Effect of 12-months testosterone replacement therapy on bone mineral density and markers of bone turnover in testicular cancer survivors – results from a randomized double-blind trial

Abstract

Background Testicular cancer survivors (TCS) are at risk of Leydig cell insufficiency, which is a condition characterized by elevated luteinising hormone (LH) in combination with low levels of testosterone. It has been suggested that this condition is associated with impaired metabolic profile and low bone mineral density (BMD). The primary aim of the randomized double-blind trial NCT02991209 was to evaluate metabolic profile after 12-months testosterone replacement therapy (TRT) in TCS with mild Leydig cell insufficiency.
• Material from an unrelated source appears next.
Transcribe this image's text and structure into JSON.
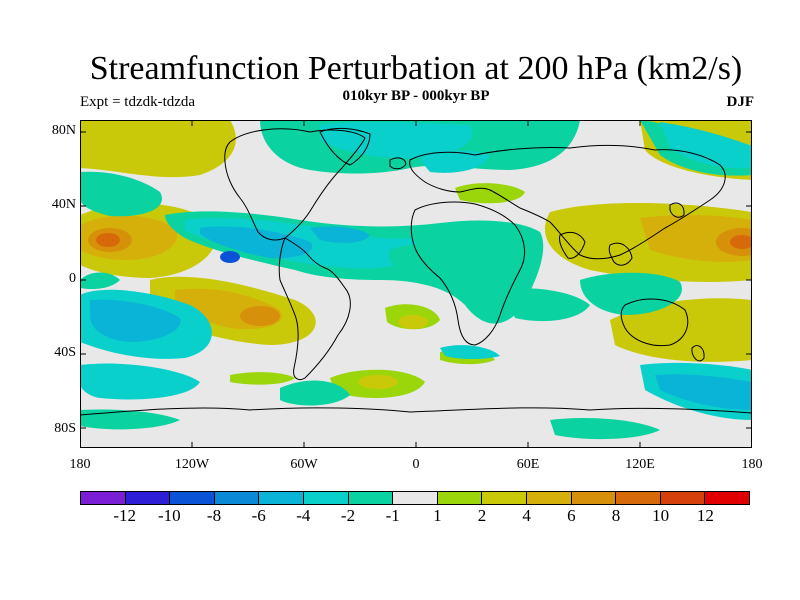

Here we present the secondary outcomes of changes in BMD and markers of bone turnover. Methodology In total, 69 TCS with mild Leydig cell insufficiency were randomized 1:1 to 12 months TRT (n = 35) (Tostran, gel, 2%, applied transdermally, with a maximum daily dose of 40 mg) or placebo (n = 34). BMD and markers of bone turnover were evaluated at baseline, after 6- and 12-months TRT, and 3-months post-treatment. Linear mixed effects models were used to analyse changes in BMD, N-terminal propeptide of type 1 procollagen (P1NP) and C-terminal telopeptide of type I collagen (CTX). Results After 12 months treatment, TRT was not associated with a statistically significant difference in BMD compared to placebo; total body BMD: 0.01 g/cm2 (95% confidence interval (CI): −0.01 − 0.02), BMD of the lumbar spine: 0.01 g/cm2, (95% CI: −0.01–0.03), BMD of the left femoral neck: 0.00, (95% CI: −0.01–0.02). TRT was associated with a small but statistically significant increase in P1NP: 11.65 µg/L (95% CI: 3.96, 19.35), while there was no difference in CTX. Conclusion 12 months of TRT did not change BMD, while there was as small and clinically irrelevant increase in P1NP compared to placebo in TCS with mild Leydig cell insufficiency. The findings need validation in a larger cohort.